Retrospectiva lírica y esencial

Carlos Sierra, anoche, durante la inauguración de la exposición en el Centro Asturiano de Oviedo. / FOTOS: ALEX PIÑA
Carlos Sierra, anoche, durante la inauguración de la exposición en el Centro Asturiano de Oviedo. / FOTOS: ALEX PIÑA

El artista Carlos Sierra, autodidacta de vocación inquebrantable, muestra su obra en el Centro Asturiano de Oviedo

DIEGO MEDRANO OVIEDO.

El Centro Asturiano de Oviedo, con motivo del Día de Asturias, organiza una muestra retrospectiva del pintor Carlos Sierra (Lieres, 1943). Se trata de la duodécima comparecencia individual del artista en la ciudad. Gabino Busto, máximo especialista en Sierra, autor de las palabras liminares del catálogo, después de lamentar el poco caso «institucional» hecho hacia al creador desde su tierra, divide la obra en tres etapas: «Una primera (1960), influida por las corrientes inaugurales del arte de vanguardia, desde el postimpresionismo al expresionismo. Una segunda (1970), donde, liberado de las influencias anteriores, pero inscrito en una fuerte tradición romántica, afronta su trabajo como un riguroso ejercicio de la meditación ante la realidad, inspirado en el movimiento zen;. Una tercera (a partir de 1978) donde se intensifica el sentido poético y hay una mayor introspección en los temas, generalmente extraídos de una naturaleza virgen o escasamente intervenida, aunque también, en menor medida, del mundo urbano, dos géneros que el artista contribuirá a mejorar».
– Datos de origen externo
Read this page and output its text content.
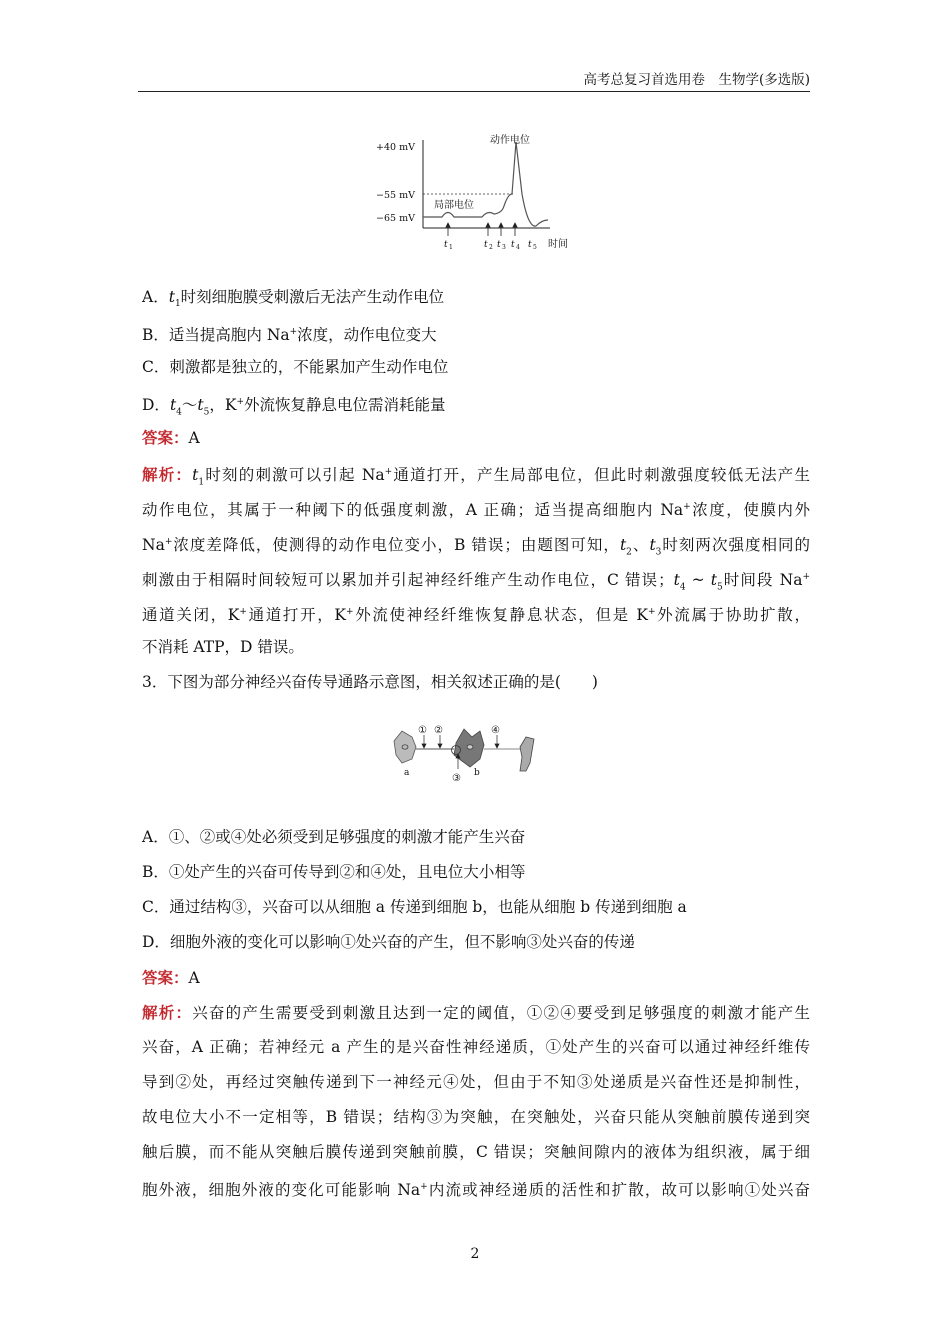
高考总复习首选用卷　生物学(多选版)
+40 mV
−55 mV
−65 mV
动作电位
局部电位
t 1	t 2 t 3 t 4 t 5 时间
A．$t_1$时刻细胞膜受刺激后无法产生动作电位
B．适当提高胞内 Na+浓度，动作电位变大
C．刺激都是独立的，不能累加产生动作电位
D．$t_4\sim t_5$，K+外流恢复静息电位需消耗能量
答案：A
解析：$t_1$时刻的刺激可以引起 Na+通道打开，产生局部电位，但此时刺激强度较低无法产生
动作电位，其属于一种阈下的低强度刺激，A 正确；适当提高细胞内 Na+浓度，使膜内外
Na+浓度差降低，使测得的动作电位变小，B 错误；由题图可知，$t_2$、$t_3$时刻两次强度相同的
刺激由于相隔时间较短可以累加并引起神经纤维产生动作电位，C 错误；$t_4$ ~ $t_5$时间段 Na+
通道关闭，K+通道打开，K+外流使神经纤维恢复静息状态，但是 K+外流属于协助扩散，
不消耗 ATP，D 错误。
3．下图为部分神经兴奋传导通路示意图，相关叙述正确的是(　　)
① ②
③
④
a	b
A．①、②或④处必须受到足够强度的刺激才能产生兴奋
B．①处产生的兴奋可传导到②和④处，且电位大小相等
C．通过结构③，兴奋可以从细胞 a 传递到细胞 b，也能从细胞 b 传递到细胞 a
D．细胞外液的变化可以影响①处兴奋的产生，但不影响③处兴奋的传递
答案：A
解析：兴奋的产生需要受到刺激且达到一定的阈值，①②④要受到足够强度的刺激才能产生
兴奋，A 正确；若神经元 a 产生的是兴奋性神经递质，①处产生的兴奋可以通过神经纤维传
导到②处，再经过突触传递到下一神经元④处，但由于不知③处递质是兴奋性还是抑制性，
故电位大小不一定相等，B 错误；结构③为突触，在突触处，兴奋只能从突触前膜传递到突
触后膜，而不能从突触后膜传递到突触前膜，C 错误；突触间隙内的液体为组织液，属于细
胞外液，细胞外液的变化可能影响 Na+内流或神经递质的活性和扩散，故可以影响①处兴奋
2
Hablamos del gran pintor asturiano, sin otra fuente de manutención que su oficio, de los pocos que ha conseguido enteramente vivir del arte en Asturias, autodidacta de inquebrantable vocación, inasequible al desaliento, con toda la pasión y orgullo imaginables por su trabajo. Sintetiza, admirablemente, Busto sobre lo más conocido por el gran público: «Su realismo, lírico y esencial, se materializó especialmente en paisajes y naturalezas muertas. Obras inscritas en el realismo mágico más canónico, caracterizadas por espacios con superposiciones de imágenes de cuño fantástico -oníricas o espectrales-, en coincidencia con las fórmulas empleadas por Antonio López en sus comienzos». Eso, podríamos añadir, es lo más famoso o representativo, pero, tanto como obra como personaje, son inmunes a la definición. Es, también, sí, y de forma convulsa, el amante de la antigua pintura china, de la renovación interior permanente, de Ibiza y París como puntos opuestos de una trayectoria donde la lectura de la naturaleza ha sido fortísima, donde los asuntos humildes y aparentemente intrascendentes constituyen otra poética, el gran pintor de la memoria y su eco, del fluir y no detenerse, «optimista y despreocupado, como una calabaza arrastrada por la corriente del río», se añade en letras de molde no sin cierta ironía.

Obras fijadas temporalmente (entre 1978 y 1997) que combinan dibujos acuarelados, óleos sobre tablas, telas, con motivos ya muy clásicos: desde bodegones a otros trabajos simbólicos donde la pasión por el detalle es máxima y las naturalezas muertas (hojas, frutos, plumas, cáscaras, restos óseos, cuerdas, piedras, raíces) parecen estár suspendidas de un mundo casi mágico, embeleco de los sentidos y la razón confusa o en vilo. Lo inerte en Sierra -puntualiza Busto- propicia otra mirada: desencadena recuerdos al mismo tiempo que la imaginación del espectador.

El estado salvaje, por instantes, lo es también íntimo, y he ahí su pureza y ataque a lo tantas veces podrido de todas las civilizaciones. Aparecen sus estancias significativas en Villahormes (1980), pero también sus viajes (el último a la Bretaña, en busca de la Escuela de Pont-Aven). Huele a bosque, a castaña abierta y sin fruto, a otoño sin precauciones, a troncos húmedos atados con cuerdas, y a esa honestidad brutal de solo haber vivido para el oficio sin cansancio ni juicio alguno.